Uscì fuori, ammirando il cielo e osservando il Bosco Memoria che poco più avanti iniziava ad infoltirsi e ad ombreggiare la terra.
Ripensò alla sua spada ed alla sua armatura, ancora custodite sotto un telo in quella stessa officina, come promemoria per il futuro. Il suo futuro. E quello della sua famiglia, della moglie che amava con tutto sé stesso e della bambina che da quell’amore era nata. Se davvero era loro intenzione ricambiare quei ragazzi del loro aiuto, allora avrebbero dovuto fare di tutto per lasciare il mondo in cui vivevano un luogo migliore rispetto a quello di sei anni prima. Un mondo rifiutato dallo stesso dio che lo aveva creato. Era quello il giuramento che aveva fatto.

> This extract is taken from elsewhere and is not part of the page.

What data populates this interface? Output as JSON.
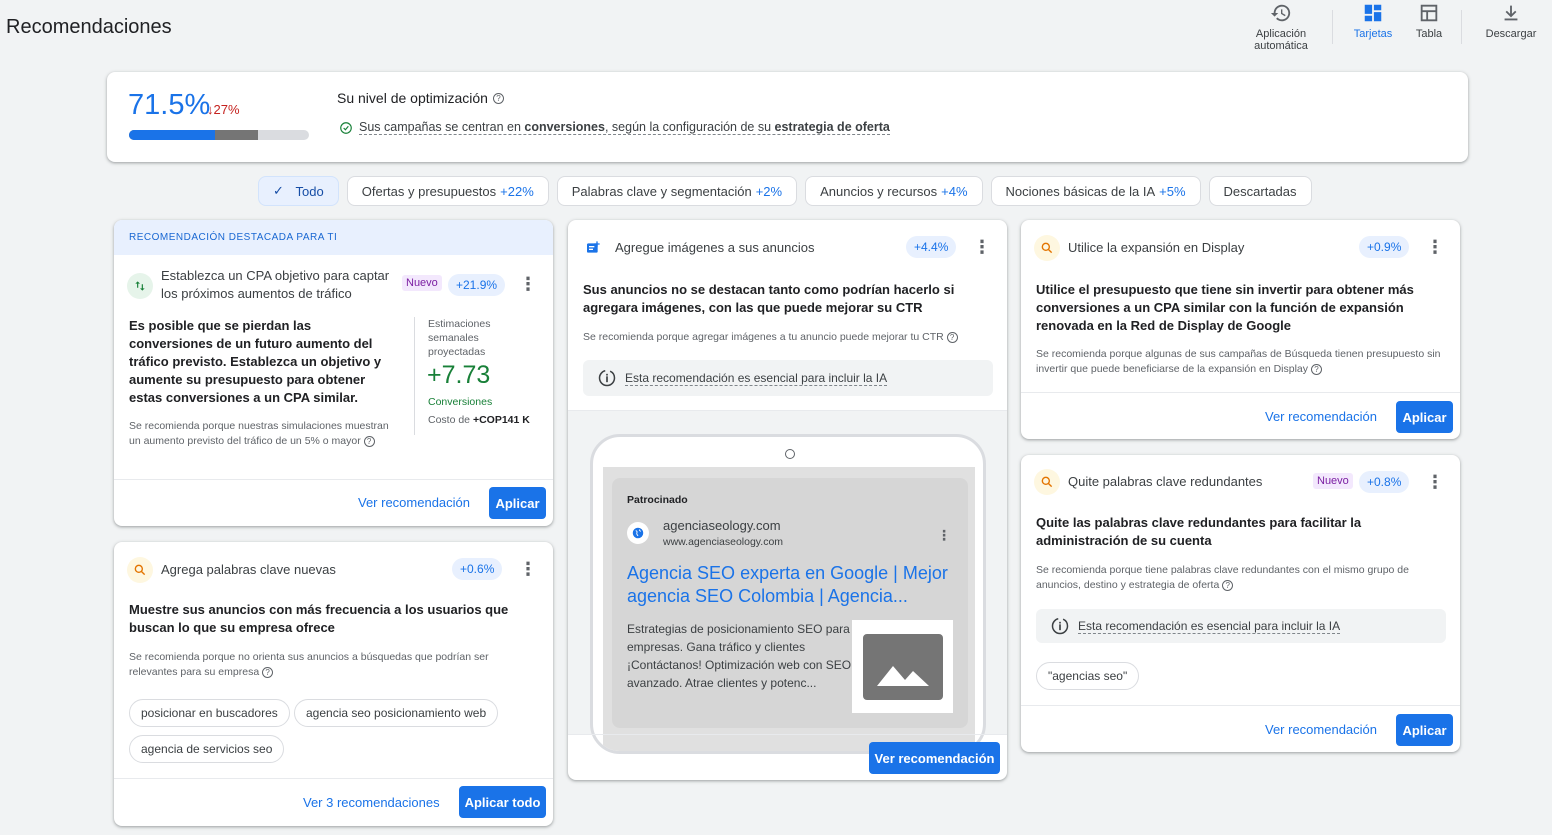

Sospirò, staccando gli occhi dal cielo e passandosi una mano fra i corti capelli d’ebano. Si girò, tornando nel suo laboratorio e riportando la sua attenzione sulla ciotola, ancora un abbozzo ma che in poche ore sarebbe diventata uno strumento utile. Ne vendeva anche, di utensili. Alcune volte creava giocattoli per i bambini del paese. Altre volte oggetti utili per i suoi Pokémon.

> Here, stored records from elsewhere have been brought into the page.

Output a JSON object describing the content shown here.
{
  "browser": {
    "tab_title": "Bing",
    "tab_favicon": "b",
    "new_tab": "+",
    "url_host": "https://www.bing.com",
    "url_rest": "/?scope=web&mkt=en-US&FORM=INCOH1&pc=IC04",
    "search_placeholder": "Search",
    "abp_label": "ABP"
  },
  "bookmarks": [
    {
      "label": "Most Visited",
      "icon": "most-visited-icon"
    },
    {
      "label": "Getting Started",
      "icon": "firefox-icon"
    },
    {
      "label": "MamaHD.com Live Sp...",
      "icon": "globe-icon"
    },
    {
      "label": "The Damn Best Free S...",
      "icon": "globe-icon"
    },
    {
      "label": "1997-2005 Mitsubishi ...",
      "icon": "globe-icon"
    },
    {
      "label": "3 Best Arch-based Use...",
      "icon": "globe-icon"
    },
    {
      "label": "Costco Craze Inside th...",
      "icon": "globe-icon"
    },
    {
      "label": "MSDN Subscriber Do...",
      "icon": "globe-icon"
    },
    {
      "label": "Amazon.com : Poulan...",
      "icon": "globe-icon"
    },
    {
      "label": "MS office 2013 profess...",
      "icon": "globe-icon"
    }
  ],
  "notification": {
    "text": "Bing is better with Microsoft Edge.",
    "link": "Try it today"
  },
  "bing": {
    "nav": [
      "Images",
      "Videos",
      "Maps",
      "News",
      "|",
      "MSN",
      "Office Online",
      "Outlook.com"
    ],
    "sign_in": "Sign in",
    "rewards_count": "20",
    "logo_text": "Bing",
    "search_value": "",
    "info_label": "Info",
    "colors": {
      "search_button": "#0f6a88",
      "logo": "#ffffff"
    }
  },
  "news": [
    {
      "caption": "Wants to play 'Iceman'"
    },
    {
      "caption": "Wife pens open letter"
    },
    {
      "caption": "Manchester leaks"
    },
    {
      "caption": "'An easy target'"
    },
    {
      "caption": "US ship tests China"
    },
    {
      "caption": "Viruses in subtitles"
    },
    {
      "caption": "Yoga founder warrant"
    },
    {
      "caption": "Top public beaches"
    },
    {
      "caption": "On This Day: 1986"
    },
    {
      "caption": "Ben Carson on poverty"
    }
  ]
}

Prima lo osservava spesso. Il suo sguardo si faceva attento e meticoloso. Osservava ogni sfaccettatura delle sue creazioni, rigirandosele fra le mani e tastandole per verificarne la resistenza e la levigatura. Eppure nonostante tutto continuava anche ad allenarsi assieme ai suoi Pokémon, esercitandosi con bastoni o con qualche spada di legno che creava appositamente. Non voleva più toccare la sua spada e d’altronde lei stessa pregava ogni giorno Arceus affinché non ce ne fosse bisogno. Non sapeva se senza il Cristallo lui fosse in grado di ascoltare la sua voce, ma ad ogni modo avrebbe affidato alla speranza le sue preghiere.